ChronicleHE, Oxendine, US Catholic, WSJ


Color Scratchboards this month weren’t quite so plentiful, and most of the small spot variety. The above illustration was for a catholic magazine, and no doubt had to do with the priest pedophile cases cropping up in the news.
I also had another illustration for a jesuit magazine, that had something to do with the law and justice (pictured below)

You would think that the illustration to the left would also be for one of the above clients, but in fact it was for my ‘college’ magazine (see the posting on ‘cartoon spots’ this month). A rare scratchboard assignment from this particular client, as I usually work in a lighter cartoon style, but they thought with the heavier subject matter, that the scratchboard might be the better way to go.

I also had a couple of small spots connected to two corners of the page by a long meandering computer cable (which I didn’t bother to include the whole layout here), for a magazine client. This involved online medical advice sites, which were just now becoming popular.
I’m not certain, but I think this mountain climber may have been for the same assignment, although it doesn’t seem to fit the whole ‘medical angle’.

Below is a long horizontal illustration for an educational publication that dealt with how colleges are looking past the usual SAT scores in judging admissions.

My Wife’s Employer

Gemini Publications, Oxendine, US Catholic


Around this time, my wife was working for a local regional magazine. A client that I had been a contributor to since my first year in business. This month would mark the last assignments I would do for this magazine. The above full page illustration was for a special supplement on ecommerce, and the portrait to the right was a personal favor for my wife for a photo that the company requested of her to place on their new web page.

At this time I was starting to phase out some of my lowest paying clients, in order to free up some of my time to accept some of the more lucrative assignments that were starting to come my way.
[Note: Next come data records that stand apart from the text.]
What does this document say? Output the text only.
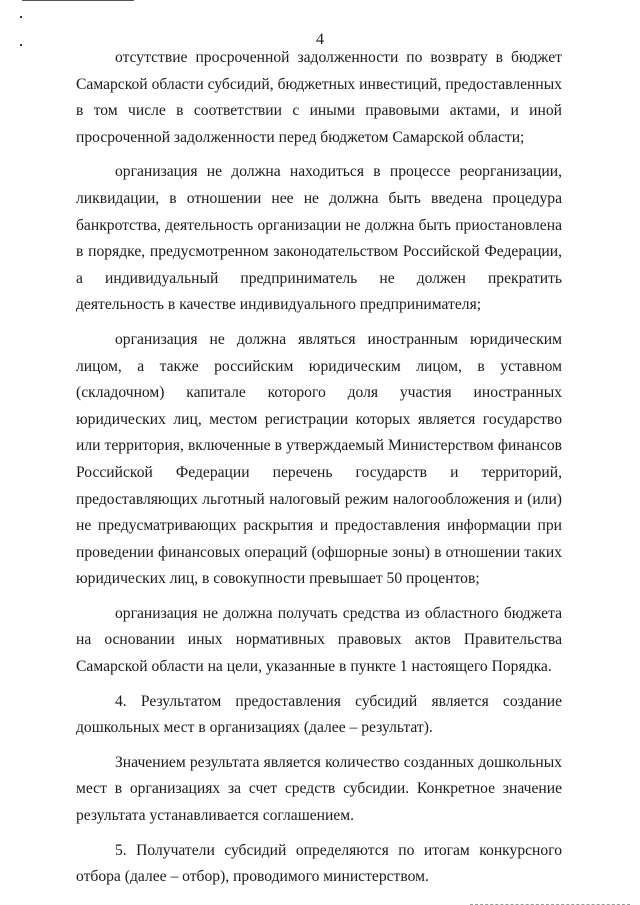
4

отсутствие просроченной задолженности по возврату в бюджет Самарской области субсидий, бюджетных инвестиций, предоставленных в том числе в соответствии с иными правовыми актами, и иной просроченной задолженности перед бюджетом Самарской области;

организация не должна находиться в процессе реорганизации, ликвидации, в отношении нее не должна быть введена процедура банкротства, деятельность организации не должна быть приостановлена в порядке, предусмотренном законодательством Российской Федерации, а индивидуальный предприниматель не должен прекратить деятельность в качестве индивидуального предпринимателя;

организация не должна являться иностранным юридическим лицом, а также российским юридическим лицом, в уставном (складочном) капитале которого доля участия иностранных юридических лиц, местом регистрации которых является государство или территория, включенные в утверждаемый Министерством финансов Российской Федерации перечень государств и территорий, предоставляющих льготный налоговый режим налогообложения и (или) не предусматривающих раскрытия и предоставления информации при проведении финансовых операций (офшорные зоны) в отношении таких юридических лиц, в совокупности превышает 50 процентов;

организация не должна получать средства из областного бюджета на основании иных нормативных правовых актов Правительства Самарской области на цели, указанные в пункте 1 настоящего Порядка.

4. Результатом предоставления субсидий является создание дошкольных мест в организациях (далее – результат).

Значением результата является количество созданных дошкольных мест в организациях за счет средств субсидии. Конкретное значение результата устанавливается соглашением.

5. Получатели субсидий определяются по итогам конкурсного отбора (далее – отбор), проводимого министерством.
I hadn’t done an assignment for this client for almost a year at this point, and this assignment was a bit more than the usual rates.
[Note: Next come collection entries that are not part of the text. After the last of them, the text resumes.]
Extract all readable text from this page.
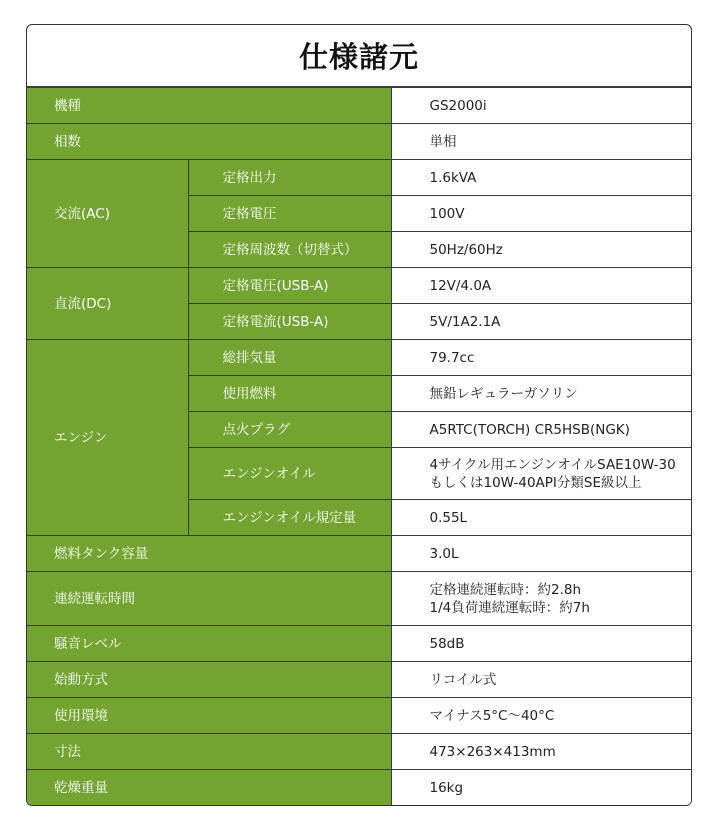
仕様諸元
機種		GS2000i
相数		単相
交流(AC)	定格出力	1.6kVA
	定格電圧	100V
	定格周波数（切替式）	50Hz/60Hz
直流(DC)	定格電圧(USB-A)	12V/4.0A
	定格電流(USB-A)	5V/1A2.1A
エンジン	総排気量	79.7cc
	使用燃料	無鉛レギュラーガソリン
	点火プラグ	A5RTC(TORCH) CR5HSB(NGK)
	エンジンオイル	4サイクル用エンジンオイルSAE10W-30
もしくは10W-40API分類SE級以上
	エンジンオイル規定量	0.55L
燃料タンク容量		3.0L
連続運転時間		定格連続運転時：約2.8h
1/4負荷連続運転時：約7h
騒音レベル		58dB
始動方式		リコイル式
使用環境		マイナス5°C〜40°C
寸法		473×263×413mm
乾燥重量		16kg
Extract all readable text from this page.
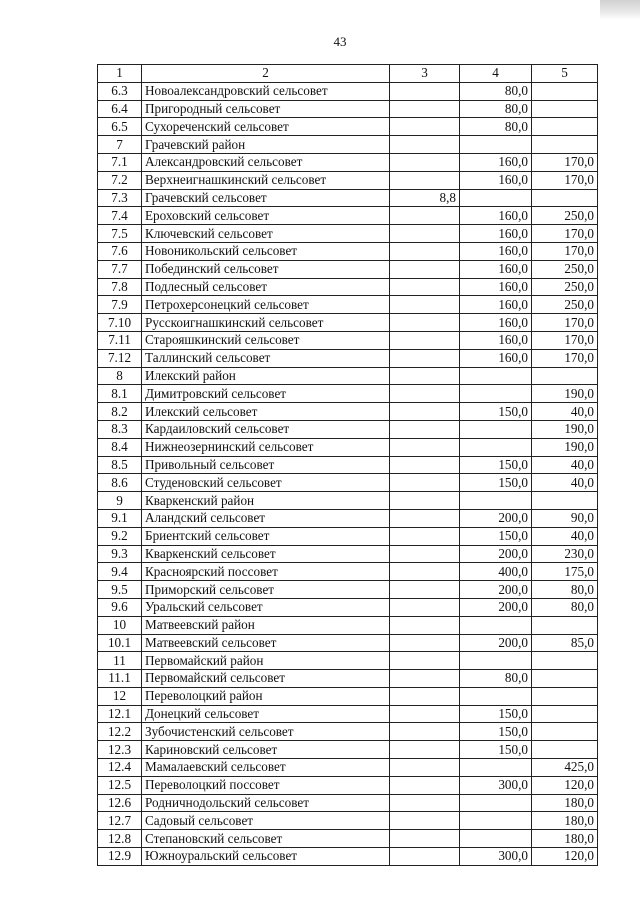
43
1	2	3	4	5
6.3	Новоалександровский сельсовет		80,0	
6.4	Пригородный сельсовет		80,0	
6.5	Сухореченский сельсовет		80,0	
7	Грачевский район			
7.1	Александровский сельсовет		160,0	170,0
7.2	Верхнеигнашкинский сельсовет		160,0	170,0
7.3	Грачевский сельсовет	8,8		
7.4	Ероховский сельсовет		160,0	250,0
7.5	Ключевский сельсовет		160,0	170,0
7.6	Новоникольский сельсовет		160,0	170,0
7.7	Побединский сельсовет		160,0	250,0
7.8	Подлесный сельсовет		160,0	250,0
7.9	Петрохерсонецкий сельсовет		160,0	250,0
7.10	Русскоигнашкинский сельсовет		160,0	170,0
7.11	Старояшкинский сельсовет		160,0	170,0
7.12	Таллинский сельсовет		160,0	170,0
8	Илекский район			
8.1	Димитровский сельсовет			190,0
8.2	Илекский сельсовет		150,0	40,0
8.3	Кардаиловский сельсовет			190,0
8.4	Нижнеозернинский сельсовет			190,0
8.5	Привольный сельсовет		150,0	40,0
8.6	Студеновский сельсовет		150,0	40,0
9	Кваркенский район			
9.1	Аландский сельсовет		200,0	90,0
9.2	Бриентский сельсовет		150,0	40,0
9.3	Кваркенский сельсовет		200,0	230,0
9.4	Красноярский поссовет		400,0	175,0
9.5	Приморский сельсовет		200,0	80,0
9.6	Уральский сельсовет		200,0	80,0
10	Матвеевский район			
10.1	Матвеевский сельсовет		200,0	85,0
11	Первомайский район			
11.1	Первомайский сельсовет		80,0	
12	Переволоцкий район			
12.1	Донецкий сельсовет		150,0	
12.2	Зубочистенский сельсовет		150,0	
12.3	Кариновский сельсовет		150,0	
12.4	Мамалаевский сельсовет			425,0
12.5	Переволоцкий поссовет		300,0	120,0
12.6	Родничнодольский сельсовет			180,0
12.7	Садовый сельсовет			180,0
12.8	Степановский сельсовет			180,0
12.9	Южноуральский сельсовет		300,0	120,0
Also this month, I had a pair of cartoon assignments for a catholic magazine client. This one dealt with ‘reading clubs’, and these two cartoons would be placed along the bottom of a two page spread.

Another rather strange cartoon for the same client this month is pictured at right. This one dealt with how middle aged adults are starting to help their parents through old age, and in some ways the parents ‘become the children’, and this story dealt with one couple’s experiences taking their elderly parents snorkeling.

I also had my first assignment for a children’s version of a major national magazine. I would later get occasional assignments from this client, but never what I would call regular work. (pictured above)

I also had another larger cartoon illustration for my ‘college’ magazine client this month. (pictured left)

Tiny Cartoons

Instructional Fair, Oxendine


I got a lot of practice drawing tiny little cartoons in August of ’01. The six illustrations above were for a college lifestyles magazine, and were a regular ‘factoid’ feature that I was contributing to for this magazine for many years.
Also this month I had a huge assignment of tiny black and white spot cartoons for a local children’s publisher. About 170 of these small illustrations would be liberally sprinkled among the text of this ‘writing workshop’ book. The sizes varied, a lot of them were long horizontals, and a few were larger and more intricate. I did so many of these, and so quickly, that I barely even remember drawing many of them, and while I was going through the files, I was pleasantly surprised by what I saw.

These illustrations here are just a sampling of the many illustrations that I did for this project. Unfortunately I don’t remember what kind of contract I signed with these projects, so I doubt if these are available as reprint material, although it wouldn’t be too hard to rework or revise them into something new and different.

I remember these projects as being very time consuming, but they were invaluable practice at refining my cartoon style and in learning to simplify my concepts down to their bare bones.